O tema de hoje não diz respeito somente às questões éticas envolvendo animais não humanos, mas toda e qualquer questão ética. Por isso, penso que ele seja de fundamental importância.
É comum que algumas pessoas, principalmente em debates, apontem como razão para a sua desconsideração pelos interesses e necessidades de outros indivíduos, o fato de serem adeptos do “egoísmo ético”. Vou defender aqui que tal posição é uma contradição, e tentar explicar por que penso que falar em “egoísmo ético” é como dizer “direita do lado esquerdo” ou “lado de cima que fica embaixo”.
“Egoísmo ético” é uma expressão que soa até elegante nos discursos. “Veja, sou adepto do egoísmo ético”. O termo não é muito claro e pode (talvez propositalmente) ser confundido com outra ideia. Então, antes de tudo é importante clarificar o que se entende por “egoísmo ético”. Em primeiro lugar, o que essa posição não é: o egoísmo ético não é a ideia de que as pessoas ajudam as outras porque se sentem felizes com isso. Essa teoria é conhecida como egoísmo psicológico, e será discutida aqui em outra ocasião. “Egoísmo ético”, ao contrário, não é uma teoria psicológica (descritiva), mas uma teoria normativa. Ela não descreve nada sobre como as pessoas são; mas como elas deveriam ser. Portanto, o egoísmo ético quer dizer exatamente que cada um de nós deveria ser egoísta e desconsiderar os interesses dos outros. Assim, por exemplo, o que os defensores do egoísmo ético estão dizendo é: “Sentiu vontade de estuprar alguém (ou qualquer outro dano que alguém possa querer causar em outros) e sabe que não existem muitas possibilidades de você ser descoberto? Vá em frente; o ato é correto!”. É importante lembrarmos que a adoção do “egoísmo ético” possui essas implicações, pois normalmente elas ficam ocultas por trás da aparência inofensiva do termo. Aliás, é justamente pelo termo “egoísmo ético” só ser utilizado nos meios acadêmicos que as pessoas em geral não apresentam grandes revoltas para com essa teoria. Na linguagem que usamos no dia-a-dia, o “egoísta ético” é exatamente aquele a quem as pessoas costumam chamar de “filho da p***”, ou seja, alguém que não leva em consideração os outros. A teoria do “egoísmo ético” defende que todos nós deveríamos ser assim. Vejamos então que argumentos normalmente são apresentados em defesa disso.

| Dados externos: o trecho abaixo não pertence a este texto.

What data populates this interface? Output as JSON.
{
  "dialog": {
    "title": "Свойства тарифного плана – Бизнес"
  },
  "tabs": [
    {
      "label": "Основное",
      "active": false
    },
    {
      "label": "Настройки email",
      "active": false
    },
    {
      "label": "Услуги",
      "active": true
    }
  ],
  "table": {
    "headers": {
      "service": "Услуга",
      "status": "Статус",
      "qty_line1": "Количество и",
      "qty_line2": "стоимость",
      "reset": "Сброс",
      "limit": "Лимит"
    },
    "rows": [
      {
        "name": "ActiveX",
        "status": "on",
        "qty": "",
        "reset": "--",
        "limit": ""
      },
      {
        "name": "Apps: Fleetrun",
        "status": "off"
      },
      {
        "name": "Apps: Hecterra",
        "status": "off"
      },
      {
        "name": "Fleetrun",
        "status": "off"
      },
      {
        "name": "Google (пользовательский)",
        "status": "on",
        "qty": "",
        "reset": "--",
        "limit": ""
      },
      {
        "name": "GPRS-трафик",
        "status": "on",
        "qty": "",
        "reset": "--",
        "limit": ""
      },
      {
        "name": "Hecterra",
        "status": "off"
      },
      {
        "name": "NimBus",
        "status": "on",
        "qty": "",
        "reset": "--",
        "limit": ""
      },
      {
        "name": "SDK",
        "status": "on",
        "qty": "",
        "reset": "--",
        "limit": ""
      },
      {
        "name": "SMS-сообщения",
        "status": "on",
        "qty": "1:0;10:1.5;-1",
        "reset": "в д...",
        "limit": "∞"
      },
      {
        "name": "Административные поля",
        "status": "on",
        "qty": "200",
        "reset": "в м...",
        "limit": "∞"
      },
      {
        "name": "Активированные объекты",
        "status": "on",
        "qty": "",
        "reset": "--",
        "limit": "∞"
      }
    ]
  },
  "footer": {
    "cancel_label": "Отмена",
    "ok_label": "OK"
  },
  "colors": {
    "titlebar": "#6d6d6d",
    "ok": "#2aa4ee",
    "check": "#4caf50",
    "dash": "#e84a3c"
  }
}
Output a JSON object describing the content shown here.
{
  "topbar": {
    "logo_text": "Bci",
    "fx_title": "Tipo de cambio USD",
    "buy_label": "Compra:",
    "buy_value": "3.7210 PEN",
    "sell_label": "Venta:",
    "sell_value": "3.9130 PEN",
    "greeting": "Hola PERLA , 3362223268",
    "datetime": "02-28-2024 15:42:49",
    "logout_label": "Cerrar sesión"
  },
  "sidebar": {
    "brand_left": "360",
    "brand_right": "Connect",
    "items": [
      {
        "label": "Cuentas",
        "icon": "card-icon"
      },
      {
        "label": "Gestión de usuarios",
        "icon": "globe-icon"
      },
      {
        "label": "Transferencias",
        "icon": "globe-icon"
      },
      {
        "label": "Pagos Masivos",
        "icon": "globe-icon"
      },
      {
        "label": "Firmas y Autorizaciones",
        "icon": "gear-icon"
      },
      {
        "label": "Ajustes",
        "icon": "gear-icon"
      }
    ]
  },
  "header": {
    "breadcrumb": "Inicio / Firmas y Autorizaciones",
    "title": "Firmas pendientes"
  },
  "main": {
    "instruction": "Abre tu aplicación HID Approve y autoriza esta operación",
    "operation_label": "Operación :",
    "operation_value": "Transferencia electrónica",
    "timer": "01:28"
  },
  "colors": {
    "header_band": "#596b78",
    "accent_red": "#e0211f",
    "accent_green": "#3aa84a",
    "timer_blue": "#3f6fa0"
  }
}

A prática do egoísmo deixa a todos numa situação melhor?
Um argumento geralmente apresentado em defesa do “egoísmo ético” é apontar para o fato de que indivíduos diferentes possuem preferências diferentes com relação ao seu próprio bem. Ao tentarmos fazer bem aos outros, diria um defensor do “egoísmo ético”, provavelmente vamos errar e fazer mais mal do que bem aos outros. Além disso, esse argumento afirma que, por exemplo, prestar ajuda é se intrometer na vida privada dos outros e também uma maneira de se sentir superior por pensar que tais pessoas não são competentes o bastante para cuidarem de si próprias1.
Esse argumento não parte de um pressuposto egoísta. Sua preocupação central é o bem dos outros. Contudo, aponta curiosamente que a melhor maneira de garantirmos o bem dos outros é buscarmos apenas os nossos próprios interesses. Concordando aqui com a premissa maior do argumento (de que a preocupação central deve ser o bem dos outros), tudo o que temos de fazer para refutar tal argumento é mostrar que a premissa menor (que diz que a melhor maneira de garantir o bem dos outros é buscarmos apenas os nossos próprios interesses) é falsa.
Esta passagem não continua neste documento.